Pd senese: “L’alta velocità sull’asse Firenze–Roma è un’occasione determinante”
18 Lug, 2014

“L’intesa sottoscritta da Regione Toscana e Regione Umbria per realizzare una nuova stazione ferroviaria in Valdichiana sul tracciato Roma – Firenze è un passo in avanti importante per consentire a migliaia di cittadini della Toscana centromeridionale e dell’Umbria di poter usufruire dei treni ad alta velocità. Un passaggio che premia e dimostra la bontà della battaglia che ha lanciato il Sindaco di Chiusi Scaramelli e che ha trovato il sostegno del Pd e di tutti i candidati Sindaci del centrosinistra alle ultime elezioni”. Con queste parole Niccolò Guicciardini, segretario provinciale del Pd senese; Donato Montibello, coordinamento rapporti istituzionali del Pd e Andrea Biagianti, vicesegretario regionale, commentano l’accordo, raggiunto nei giorni scorsi, tra Toscana e Umbria.

 “La nuova stazione ferroviaria in Valdichiana – affermano i tre democratici senesi – è un’opera strategica che potrebbe contribuire alla crescita del territorio tra Toscana e Umbria nell’ottica del progetto più ampio della cosiddetta ‘grande Metro italiana’ che possa collegare con l’alta velocità in modo capillare tutti i punti nevralgici del Paese. Inoltre, è un’opera fondamentale per tutta la provincia e per la città di Siena, in quanto si ridurrebbero sensibilmente i tempi di percorrenza da e per Roma. Il primo obiettivo, dunque, è riuscire a realizzare la stazione, per altro già prevista nel Piano dei Trasporti delle due Regioni. Il secondo obiettivo è quello di realizzarla a Chiusi, che rappresenta un centro strategico del triangolo bassa Toscana, alto Lazio e Umbria, oltre che per ragioni strutturali dell’attuale stazione che faciliterebbero gli interventi futuri, anche per il collegamento con l’autostrada A1”.

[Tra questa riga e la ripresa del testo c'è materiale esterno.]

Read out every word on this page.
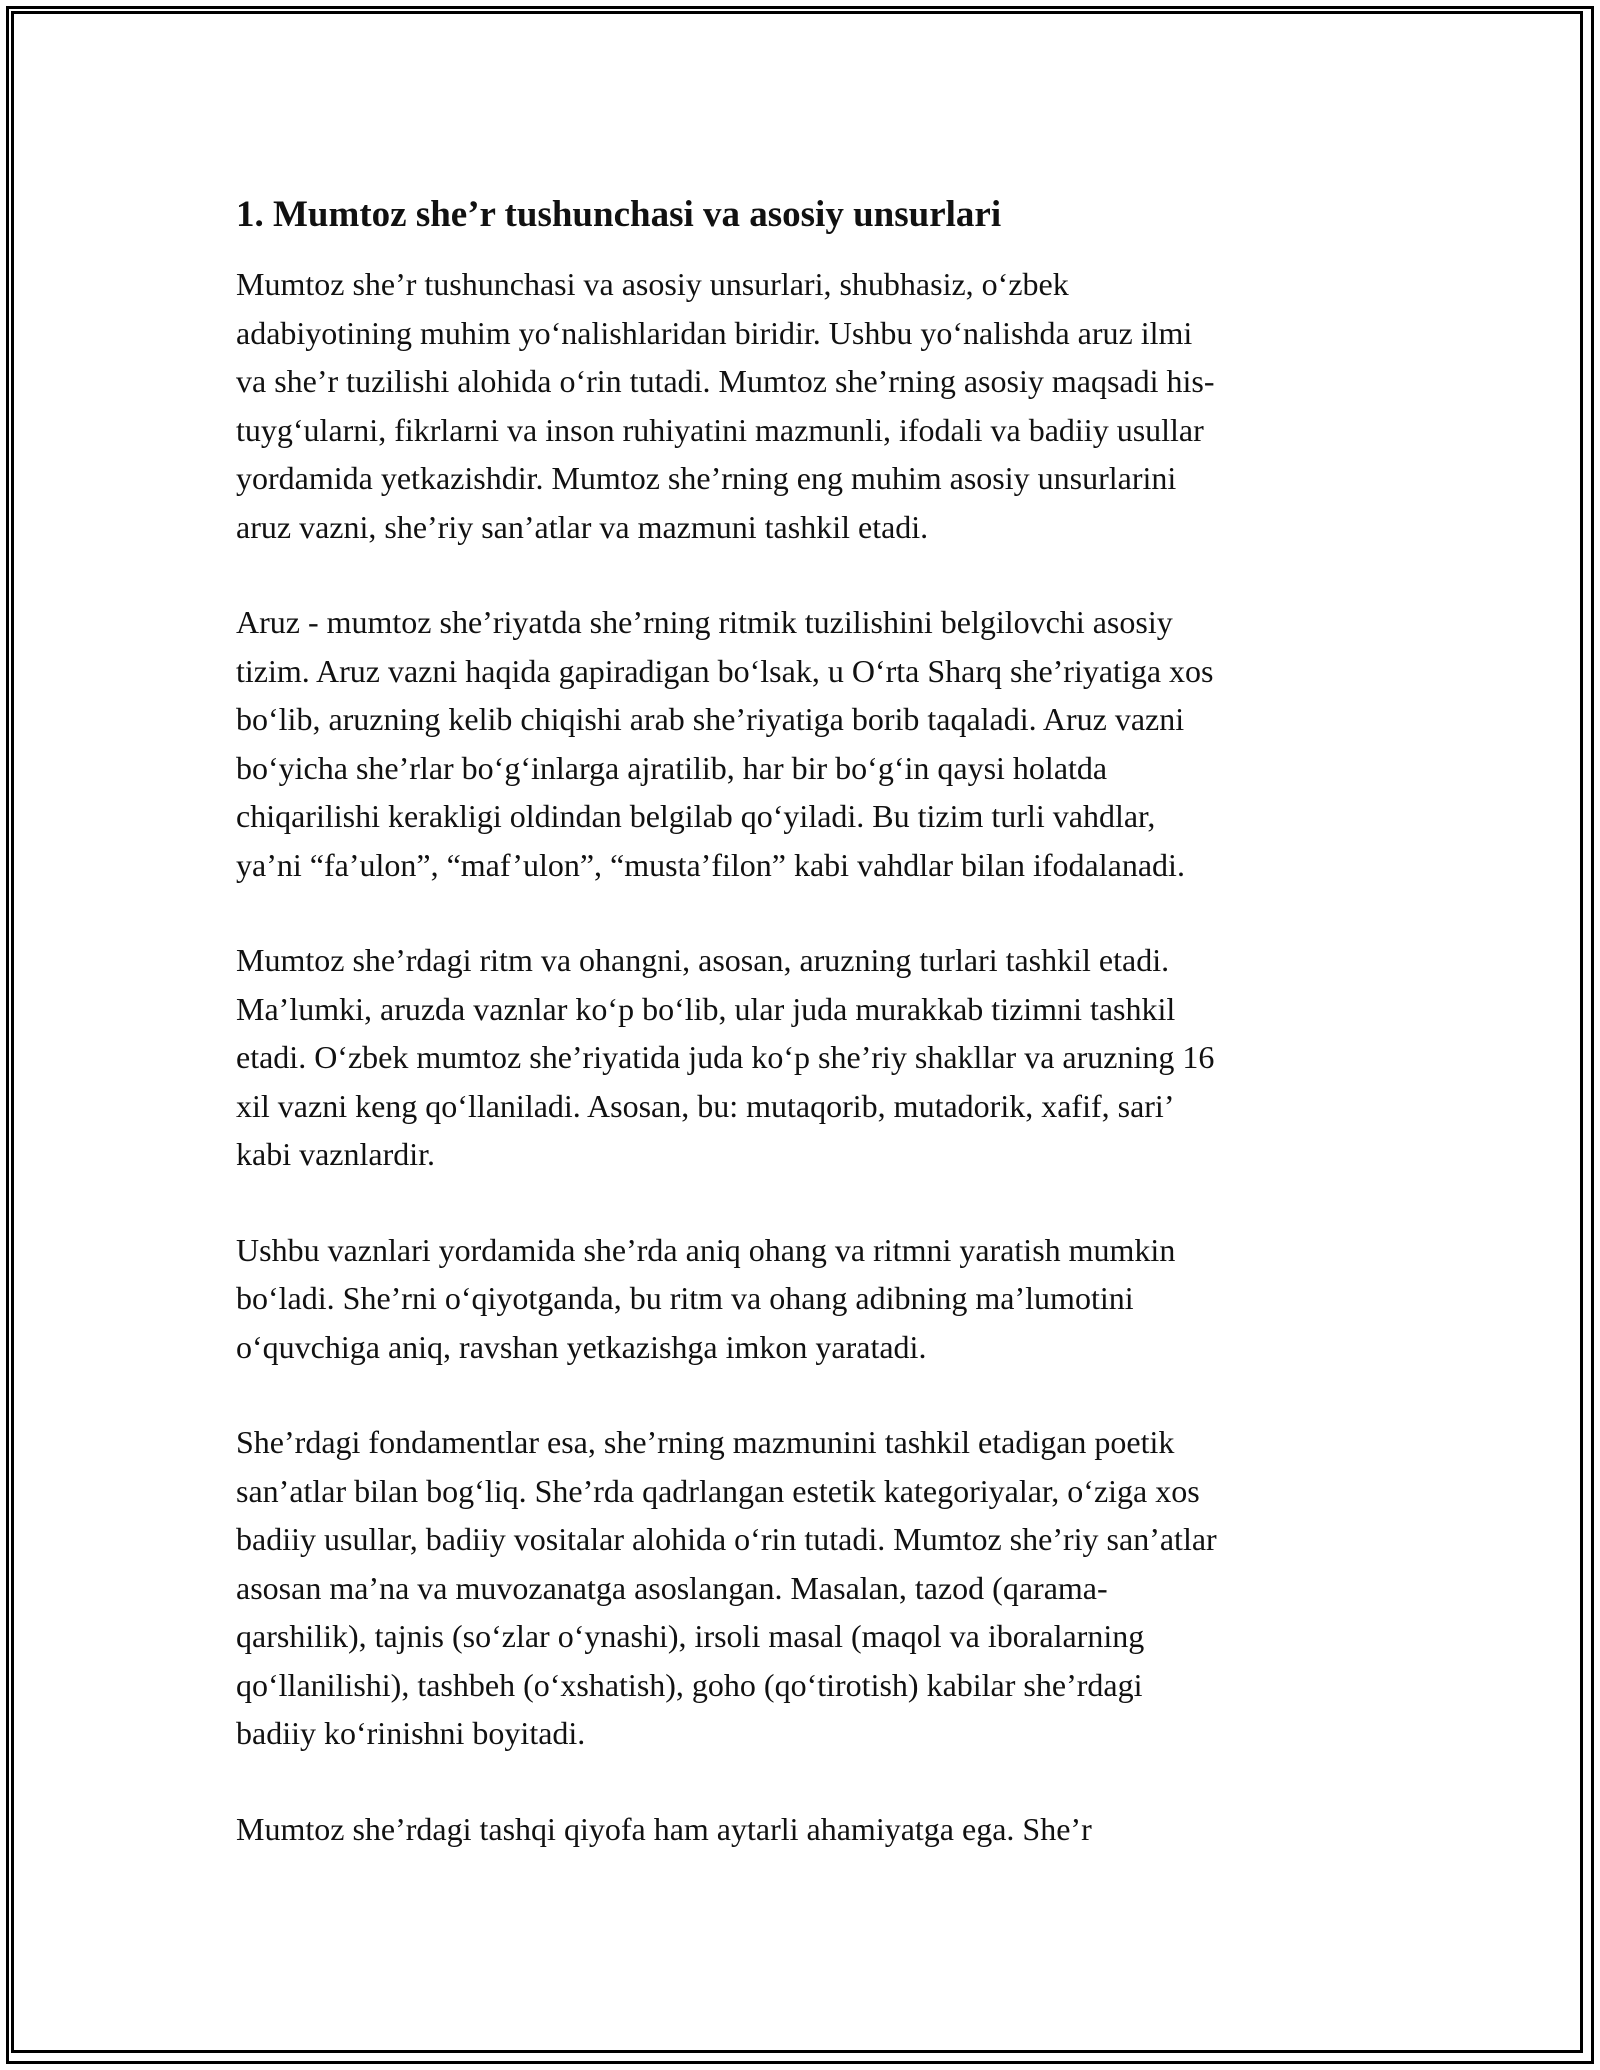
1. Mumtoz she’r tushunchasi va asosiy unsurlari
Mumtoz she’r tushunchasi va asosiy unsurlari, shubhasiz, o‘zbek
adabiyotining muhim yo‘nalishlaridan biridir. Ushbu yo‘nalishda aruz ilmi
va she’r tuzilishi alohida o‘rin tutadi. Mumtoz she’rning asosiy maqsadi his-
tuyg‘ularni, fikrlarni va inson ruhiyatini mazmunli, ifodali va badiiy usullar
yordamida yetkazishdir. Mumtoz she’rning eng muhim asosiy unsurlarini
aruz vazni, she’riy san’atlar va mazmuni tashkil etadi.
Aruz - mumtoz she’riyatda she’rning ritmik tuzilishini belgilovchi asosiy
tizim. Aruz vazni haqida gapiradigan bo‘lsak, u O‘rta Sharq she’riyatiga xos
bo‘lib, aruzning kelib chiqishi arab she’riyatiga borib taqaladi. Aruz vazni
bo‘yicha she’rlar bo‘g‘inlarga ajratilib, har bir bo‘g‘in qaysi holatda
chiqarilishi kerakligi oldindan belgilab qo‘yiladi. Bu tizim turli vahdlar,
ya’ni “fa’ulon”, “maf’ulon”, “musta’filon” kabi vahdlar bilan ifodalanadi.
Mumtoz she’rdagi ritm va ohangni, asosan, aruzning turlari tashkil etadi.
Ma’lumki, aruzda vaznlar ko‘p bo‘lib, ular juda murakkab tizimni tashkil
etadi. O‘zbek mumtoz she’riyatida juda ko‘p she’riy shakllar va aruzning 16
xil vazni keng qo‘llaniladi. Asosan, bu: mutaqorib, mutadorik, xafif, sari’
kabi vaznlardir.
Ushbu vaznlari yordamida she’rda aniq ohang va ritmni yaratish mumkin
bo‘ladi. She’rni o‘qiyotganda, bu ritm va ohang adibning ma’lumotini
o‘quvchiga aniq, ravshan yetkazishga imkon yaratadi.
She’rdagi fondamentlar esa, she’rning mazmunini tashkil etadigan poetik
san’atlar bilan bog‘liq. She’rda qadrlangan estetik kategoriyalar, o‘ziga xos
badiiy usullar, badiiy vositalar alohida o‘rin tutadi. Mumtoz she’riy san’atlar
asosan ma’na va muvozanatga asoslangan. Masalan, tazod (qarama-
qarshilik), tajnis (so‘zlar o‘ynashi), irsoli masal (maqol va iboralarning
qo‘llanilishi), tashbeh (o‘xshatish), goho (qo‘tirotish) kabilar she’rdagi
badiiy ko‘rinishni boyitadi.
Mumtoz she’rdagi tashqi qiyofa ham aytarli ahamiyatga ega. She’r
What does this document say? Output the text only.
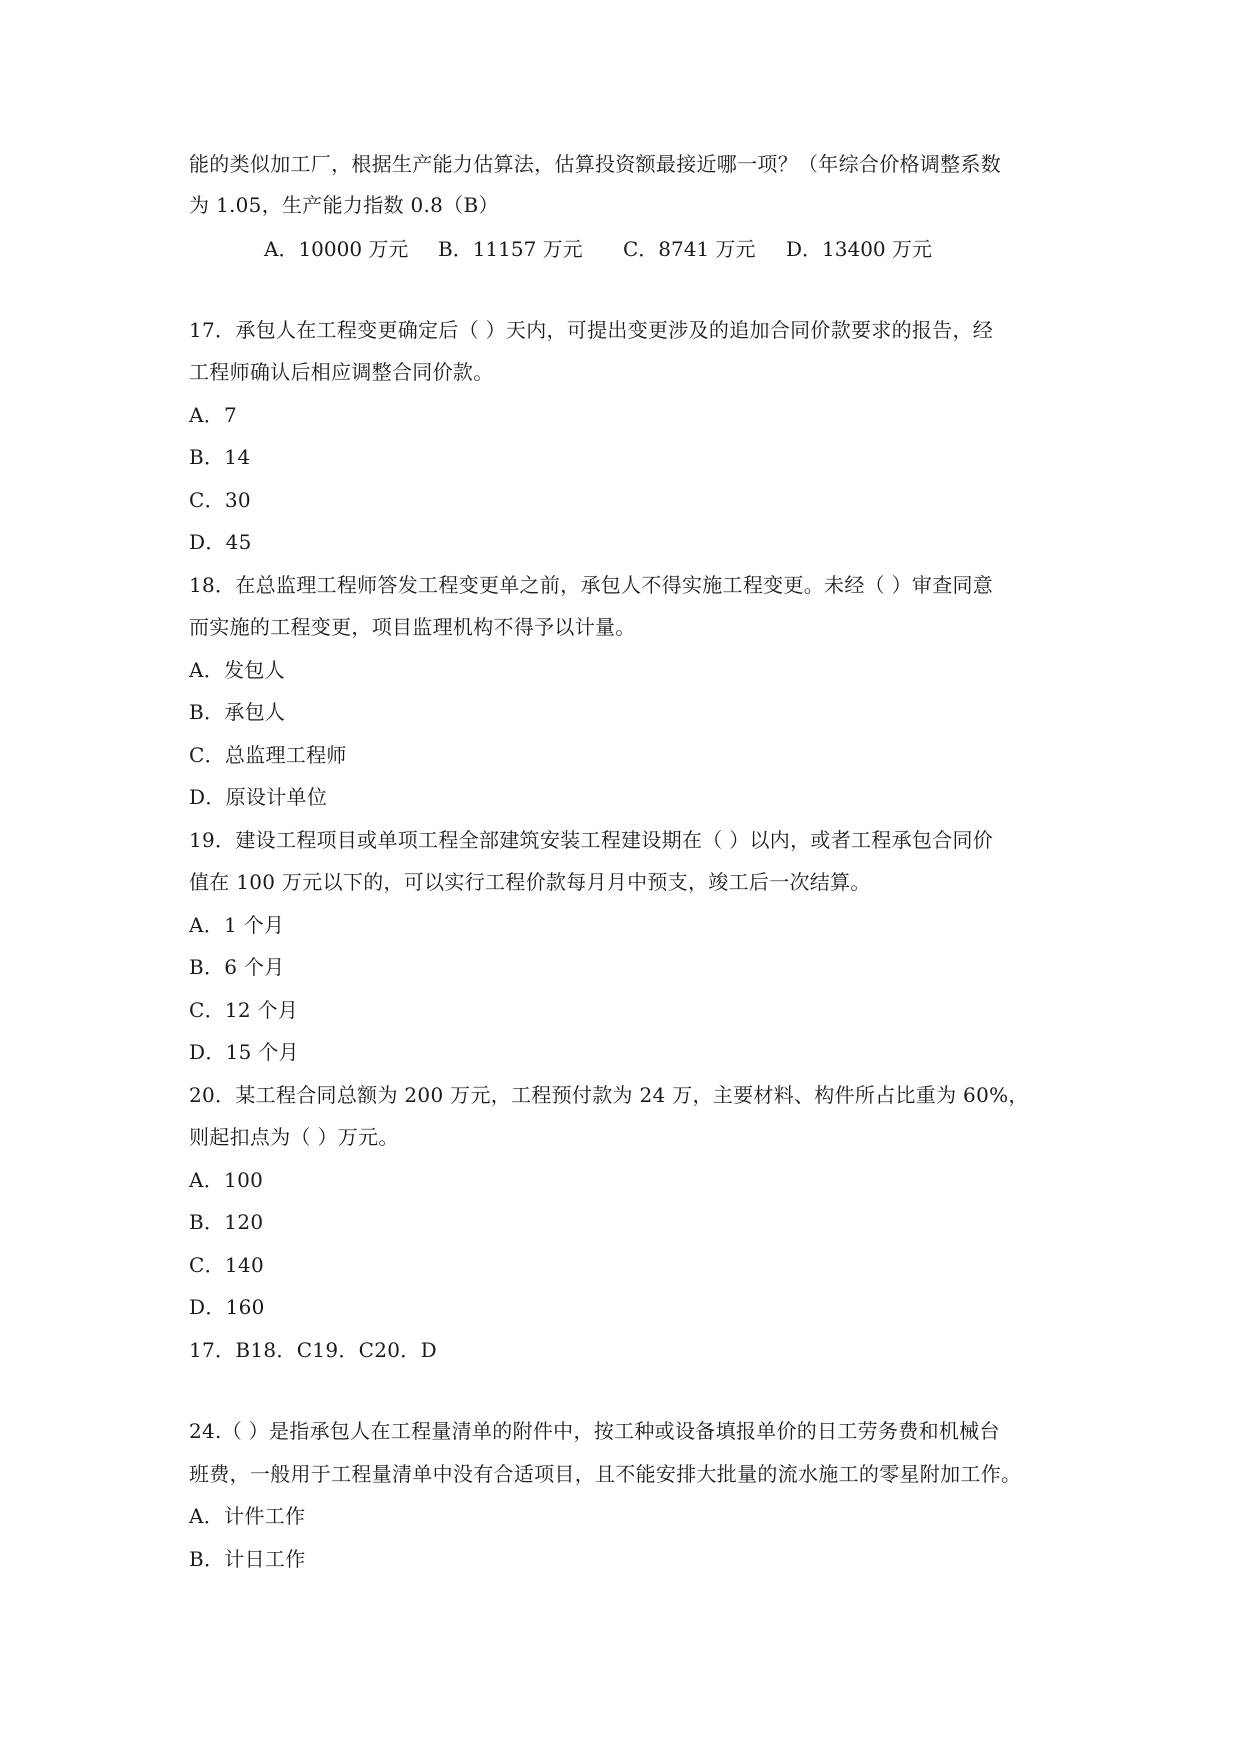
能的类似加工厂，根据生产能力估算法，估算投资额最接近哪一项？（年综合价格调整系数
为 1.05，生产能力指数 0.8（B）
A．10000 万元 B．11157 万元 C．8741 万元 D．13400 万元
17．承包人在工程变更确定后（ ）天内，可提出变更涉及的追加合同价款要求的报告，经
工程师确认后相应调整合同价款。
A．7
B．14
C．30
D．45
18．在总监理工程师答发工程变更单之前，承包人不得实施工程变更。未经（ ）审查同意
而实施的工程变更，项目监理机构不得予以计量。
A．发包人
B．承包人
C．总监理工程师
D．原设计单位
19．建设工程项目或单项工程全部建筑安装工程建设期在（ ）以内，或者工程承包合同价
值在 100 万元以下的，可以实行工程价款每月月中预支，竣工后一次结算。
A．1 个月
B．6 个月
C．12 个月
D．15 个月
20．某工程合同总额为 200 万元，工程预付款为 24 万，主要材料、构件所占比重为 60%，
则起扣点为（ ）万元。
A．100
B．120
C．140
D．160
17．B18．C19．C20．D
24.（ ）是指承包人在工程量清单的附件中，按工种或设备填报单价的日工劳务费和机械台
班费，一般用于工程量清单中没有合适项目，且不能安排大批量的流水施工的零星附加工作。
A．计件工作
B．计日工作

 “Siamo impegnati per raggiungere questo obiettivo e il lavoro portato avanti dal sindaco di Chiusi, Stefano Scaramelli è stato molto importante. Il progetto presentato nei giorni scorsi al viceministro dei trasporti Riccardo Nencini rappresenta una buona base di partenza con evidenti vantaggi logistici e di tempi per la realizzazione di questa opera strategica per lo sviluppo dei territori a cavallo tra Toscana Lazio e Umbria, ma, più in generale per tutta l’Italia centrale. Andiamo avanti cercando di attivare tutte le sinergie e le collaborazioni necessarie – concludono Guicciardini, Biagianti e Montibello – perché siamo convinti che la nuova stazione sull’asse Firenze – Roma possa essere un elemento di crescita determinante. L’attenzione del Pd per questa opera e per tutto l’adeguamento dell’infrastruttura ferroviaria, a partire dall’adeguamento dello snodo di Granaiolo, sarà costante”.